Стекло брызнуло на кафель, и Надежда замерла с тряпкой в руке, глядя, как чёрный кофе растекается по белой плитке солнечными лучами. Она убирала уже три часа — вымыла полы в коридоре, протёрла пыль в гостиной, сложила стопкой старые газеты на журнальном столике, переставила вазу с засохшими цветами на подоконник. Руки гудели, спина ныла, но это была привычная боль, почти родная, такая же, как запах нашатыря в больницах и бесконечные очереди в аптеках.
— Девушка! — раздался из спальни голос, скрипучий, как несмазанная дверь, которую давно пора заменить. — Вы там мою фарфоровую чашку разбили? Я слышал звон. У меня, знаете ли, слух абсолютный, не то что у некоторых.
— Нет, Антон Борисович, это я свою уронила, — солгала Надежда и принялась собирать осколки. Своей чашки у неё не было — она пила из старой кружки с трещиной, которую нашла в шкафу на кухне за банками с крупами. Кружка была когда-то белой, с надписью «Счастье есть», но от надписи осталось только «асть», и Надежда каждый раз, поднося её к губам, думала, что это символично.
— Не врите, девушка, я всё слышу. Моя это была чашка, та, что из Германии привёз. Дрезден, между прочим. Ручная работа. Не каждый день такое по лавкам валяется.
Надежда вздохнула и пошла в спальню, неся на ладони осколки, чтобы старик убедился. Она уже знала: лучше признаться сразу, чем выслушивать потом два часа намёков и подозрений. Антон Борисович сидел в кровати, подоткнув под спину три подушки, и смотрел на неё с тем выражением, которое она выучила за две недели: насмешливое, испытующее, словно он проверял, как далеко может зайти в своей вредности и когда она сломается. Сегодня у него был особенно колючий взгляд — возможно, потому, что ночью он почти не спал, ворочался и стонал, а она слышала это через стенку, но не решалась зайти.
— Точно моя, — констатировал он, рассматривая кусок с недорисованным голубым цветком. На осколке виднелся краешек лепестка и крошечная трещинка, которой раньше не было. — Из Дрездена привёз, подарок. И что теперь прикажете делать?
— Я новую куплю, — тихо сказала Надежда. Она стояла ровно, не опуская глаз, хотя внутри всё сжималось от понимания своего бессилия.
— Купите? На свою зарплату? — он фыркнул, и этот звук был похож на лай старой больной собаки. — Там такая чашка сто тысяч стоит, если не больше. Раритет. Вы вообще понимаете, что такое раритет? Вещь, которая пережила войну, между прочим.
Надежда опустила глаза. Она знала, что старик прав. Её зарплаты сиделки хватало только на самое необходимое: оплатить коммуналку за комнату в общежитии на окраине, купить лекарства и еду, оставить немного на проезд.

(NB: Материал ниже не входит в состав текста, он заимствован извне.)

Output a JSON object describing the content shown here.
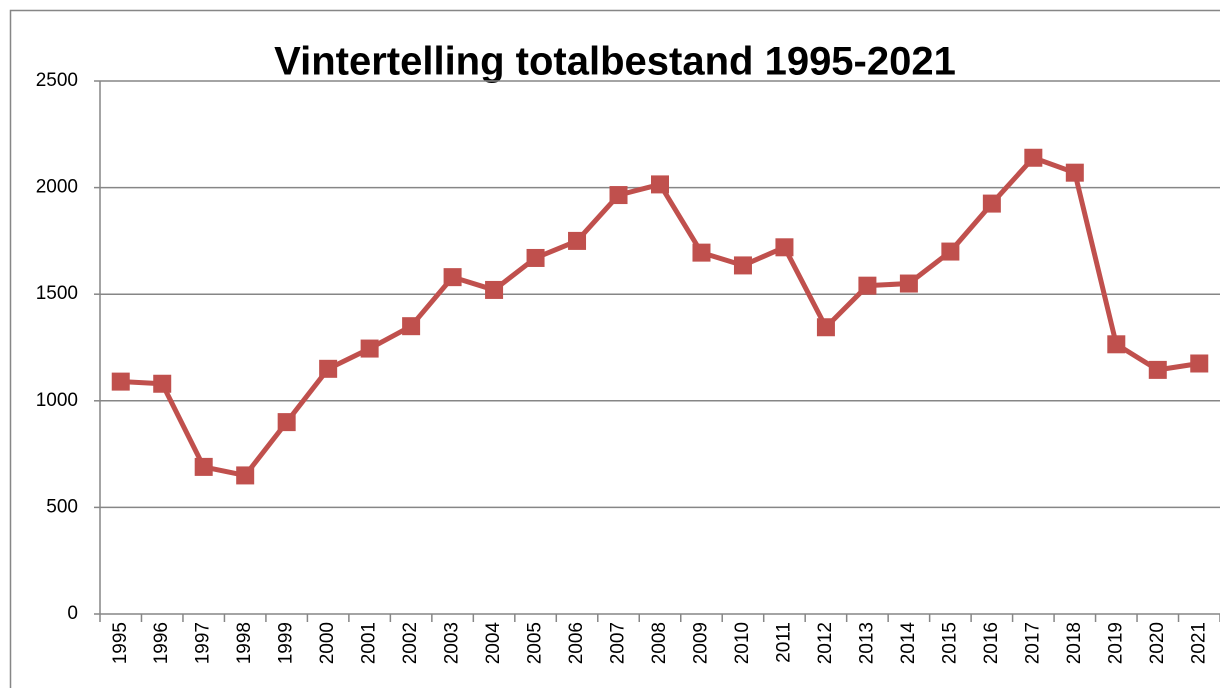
{
  "chart_data": {
    "type": "line",
    "title": "Vintertelling totalbestand 1995-2021",
    "categories": [
      "1995",
      "1996",
      "1997",
      "1998",
      "1999",
      "2000",
      "2001",
      "2002",
      "2003",
      "2004",
      "2005",
      "2006",
      "2007",
      "2008",
      "2009",
      "2010",
      "2011",
      "2012",
      "2013",
      "2014",
      "2015",
      "2016",
      "2017",
      "2018",
      "2019",
      "2020",
      "2021"
    ],
    "values": [
      1090,
      1080,
      690,
      650,
      900,
      1150,
      1245,
      1350,
      1580,
      1520,
      1670,
      1750,
      1965,
      2015,
      1695,
      1635,
      1720,
      1345,
      1540,
      1550,
      1700,
      1925,
      2140,
      2070,
      1265,
      1145,
      1175
    ],
    "color": "#c0504d",
    "ylim": [
      0,
      2500
    ],
    "yticks": [
      0,
      500,
      1000,
      1500,
      2000,
      2500
    ],
    "grid": true
  }
}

Всё остальное уходило на лечение сына. На анализы, консультации, процедуры, которые не входили в полис. На препараты, которые врач выписал «для улучшения качества жизни», потому что слово «излечение» уже не использовал никто.
— Вычтите из моего жалованья, — сказала она, хотя уже представляла, как будет считать каждую копейку до конца месяца, как откажется от обеда, чтобы сын поел нормально, как будет ходить пешком через три остановки, чтобы сэкономить на проездном.
Антон Борисович смотрел на неё несколько секунд, потом неожиданно засмеялся — сухо, лающе, но без прежней злости. В его глазах мелькнуло что-то похожее на уважение, или на удивление, или на то и другое сразу.
— Дура вы, Надежда. И честная дура. Редкость по нынешним временам. Таких уже почти не осталось, всех перевела эта жизнь. Ладно, забудьте. Мне эта чашка на фиг не нужна. Всё равно умирать скоро, куда мне фарфор? — он откинулся на подушки и прикрыл глаза. Веки у него были тонкие, почти прозрачные, с синими прожилками. — Идите, не стойте. Только кофе мне сделайте новый. И сахар положите два куска, а не один. Доктора запрещают, но плевать на докторов. Они мне всю жизнь запрещали, а я до семидесяти восьми дожил, в отличие от них.
Надежда вышла на кухню и прислонилась лбом к холодному холодильнику. Восемь утра, а она уже чувствовала себя разбитой, словно прожила целый день. Холодильник тихо гудел, где-то за стеной соседи сверлили стену, и этот звук врезался в виски, как зубная боль. Но это было ничто по сравнению с тем, что ждало её вечером.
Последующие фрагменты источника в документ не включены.